In other words, a racily written hint adds a small bit of work to the parser, but nothing important. All we care is that it is approximately correct.

We don't implement item deletion as we didn't in either of the previous two generation key-value stores, however if one were to implement it it would have these operations:

For all blobs in the blob store index with an age greater than 100 (this implies that writer concurrency must never exceed 50), and where their contiguous storage exceeds 4Kb, we remove those entries from the blob store index and write a new canonical blob store index.
If entries were removed, we calculate a set of extents to be deallocated and fire and forget a call to batch async_zero(). The extents to be deallocated are calculated by walking the small blob index and keeping a record of extents not referred to (i.e. the gaps between blobs stored). For each of those containing an aligned 4Kb quantity or more we rewrite the record header to have any parser skip the deallocated extent, and deallocate the rest.

So let's look at our new interface file. It looks pretty similar to before, the only real change is the many new private member variable handle_ptr's to the store files described above. Another change is that we now return a outcome<ostream> for writing but a shared_future<istream> for reading — this is because as explained earlier, writes are now fully buffered to memory before being hashed and committed as a transaction, so by explicitly returning a monad we are saying that this is now a synchronous operation (one could just return an already ready shared future, but this method makes public API assurances, and because a Boost.Outcome future is a monad, your code will likely not even notice).

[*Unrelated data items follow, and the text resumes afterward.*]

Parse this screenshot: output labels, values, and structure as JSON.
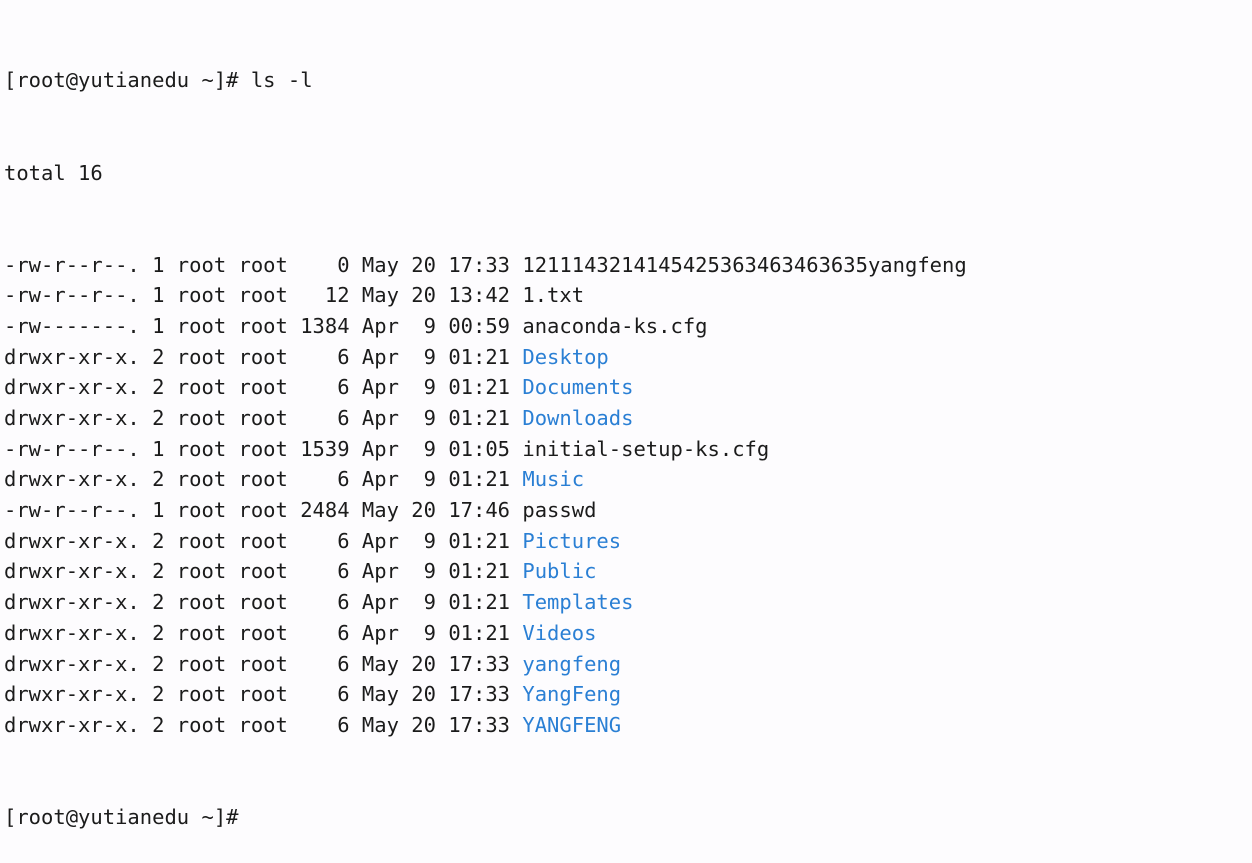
{
  "terminal": {
    "colors": {
      "background": "#fdfcfe",
      "foreground": "#1b1b1b",
      "directory": "#2a7fd4"
    },
    "prompt": "[root@yutianedu ~]#",
    "user": "root",
    "host": "yutianedu",
    "cwd": "~",
    "command": "ls -l",
    "command_line": "[root@yutianedu ~]# ls -l",
    "total_line": "total 16",
    "total_blocks": "16",
    "columns": [
      "permissions",
      "links",
      "owner",
      "group",
      "size",
      "month",
      "day",
      "time",
      "name"
    ],
    "entries": [
      {
        "permissions": "-rw-r--r--.",
        "links": "1",
        "owner": "root",
        "group": "root",
        "size": "0",
        "month": "May",
        "day": "20",
        "time": "17:33",
        "name": "1211143214145425363463463635yangfeng",
        "type": "file"
      },
      {
        "permissions": "-rw-r--r--.",
        "links": "1",
        "owner": "root",
        "group": "root",
        "size": "12",
        "month": "May",
        "day": "20",
        "time": "13:42",
        "name": "1.txt",
        "type": "file"
      },
      {
        "permissions": "-rw-------.",
        "links": "1",
        "owner": "root",
        "group": "root",
        "size": "1384",
        "month": "Apr",
        "day": "9",
        "time": "00:59",
        "name": "anaconda-ks.cfg",
        "type": "file"
      },
      {
        "permissions": "drwxr-xr-x.",
        "links": "2",
        "owner": "root",
        "group": "root",
        "size": "6",
        "month": "Apr",
        "day": "9",
        "time": "01:21",
        "name": "Desktop",
        "type": "dir"
      },
      {
        "permissions": "drwxr-xr-x.",
        "links": "2",
        "owner": "root",
        "group": "root",
        "size": "6",
        "month": "Apr",
        "day": "9",
        "time": "01:21",
        "name": "Documents",
        "type": "dir"
      },
      {
        "permissions": "drwxr-xr-x.",
        "links": "2",
        "owner": "root",
        "group": "root",
        "size": "6",
        "month": "Apr",
        "day": "9",
        "time": "01:21",
        "name": "Downloads",
        "type": "dir"
      },
      {
        "permissions": "-rw-r--r--.",
        "links": "1",
        "owner": "root",
        "group": "root",
        "size": "1539",
        "month": "Apr",
        "day": "9",
        "time": "01:05",
        "name": "initial-setup-ks.cfg",
        "type": "file"
      },
      {
        "permissions": "drwxr-xr-x.",
        "links": "2",
        "owner": "root",
        "group": "root",
        "size": "6",
        "month": "Apr",
        "day": "9",
        "time": "01:21",
        "name": "Music",
        "type": "dir"
      },
      {
        "permissions": "-rw-r--r--.",
        "links": "1",
        "owner": "root",
        "group": "root",
        "size": "2484",
        "month": "May",
        "day": "20",
        "time": "17:46",
        "name": "passwd",
        "type": "file"
      },
      {
        "permissions": "drwxr-xr-x.",
        "links": "2",
        "owner": "root",
        "group": "root",
        "size": "6",
        "month": "Apr",
        "day": "9",
        "time": "01:21",
        "name": "Pictures",
        "type": "dir"
      },
      {
        "permissions": "drwxr-xr-x.",
        "links": "2",
        "owner": "root",
        "group": "root",
        "size": "6",
        "month": "Apr",
        "day": "9",
        "time": "01:21",
        "name": "Public",
        "type": "dir"
      },
      {
        "permissions": "drwxr-xr-x.",
        "links": "2",
        "owner": "root",
        "group": "root",
        "size": "6",
        "month": "Apr",
        "day": "9",
        "time": "01:21",
        "name": "Templates",
        "type": "dir"
      },
      {
        "permissions": "drwxr-xr-x.",
        "links": "2",
        "owner": "root",
        "group": "root",
        "size": "6",
        "month": "Apr",
        "day": "9",
        "time": "01:21",
        "name": "Videos",
        "type": "dir"
      },
      {
        "permissions": "drwxr-xr-x.",
        "links": "2",
        "owner": "root",
        "group": "root",
        "size": "6",
        "month": "May",
        "day": "20",
        "time": "17:33",
        "name": "yangfeng",
        "type": "dir"
      },
      {
        "permissions": "drwxr-xr-x.",
        "links": "2",
        "owner": "root",
        "group": "root",
        "size": "6",
        "month": "May",
        "day": "20",
        "time": "17:33",
        "name": "YangFeng",
        "type": "dir"
      },
      {
        "permissions": "drwxr-xr-x.",
        "links": "2",
        "owner": "root",
        "group": "root",
        "size": "6",
        "month": "May",
        "day": "20",
        "time": "17:33",
        "name": "YANGFENG",
        "type": "dir"
      }
    ],
    "trailing_prompt": "[root@yutianedu ~]#"
  }
}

namespace afio = BOOST_AFIO_V2_NAMESPACE;
namespace filesystem = BOOST_AFIO_V2_NAMESPACE::filesystem;
using BOOST_OUTCOME_V1_NAMESPACE::outcome;
using BOOST_OUTCOME_V1_NAMESPACE::lightweight_futures::shared_future;

class data_store
{
  struct _ostream;
  friend struct _ostream;
  afio::dispatcher_ptr _dispatcher;
  // The small blob store keeps non-memory mappable blobs at 32 byte alignments
  afio::handle_ptr _small_blob_store, _small_blob_store_append, _small_blob_store_ecc;
  // The large blob store keeps memory mappable blobs at 4Kb alignments
  afio::handle_ptr _large_blob_store, _large_blob_store_append, _large_blob_store_ecc;
  // The index is where we keep the map of keys to blobs
  afio::handle_ptr _index_store, _index_store_append, _index_store_ecc;
  struct index;
  std::unique_ptr<index> _index;
public:
  // Type used for read streams
  using istream = std::shared_ptr<std::istream>;
  // Type used for write streams
  using ostream = std::shared_ptr<std::ostream>;
  // Type used for lookup
  using lookup_result_type = shared_future<istream>;
  // Type used for write
  using write_result_type = outcome<ostream>;

  // Disposition flags
  static constexpr size_t writeable = (1<<0);

  // Open a data store at path
  data_store(size_t flags = 0, afio::path path = "store");

  // Look up item named name for reading, returning an istream for the item
  shared_future<istream> lookup(std::string name) noexcept;
  // Look up item named name for writing, returning an ostream for that item
  outcome<ostream> write(std::string name) noexcept;
};

More code is to come ...

Table 1.9. This third generation solution will perform excellently under these conditions:

	Condition
✔	On Microsoft Windows you can place the store deep in a directory hierarchy and use long key names.
✔	Third party threads and processes can rename the location of the store during use.
✔	The size of all the values being read at any given time fits into your virtual address space (which is at least 2Gb on 32 bit, 8Tb on 64 bit).
✔	As many processes and threads may read and write to the store concurrently as you like, including CIFS clients but excluding NFS clients.
✔	Processes may unexpectedly exit during modifies with no consequence on consistency.
✔ ✔	Lookup performance is breathtakingly swift and close to invariant to item count. Write performance is much slower, but a lot faster than the atomic rename based design.
✔ ✔	Sudden power loss will restore the key-value store to some point in history preserving the exact ordering of updates.
✔	This design allows the atomic transactional update of as many key-value item at once as you like.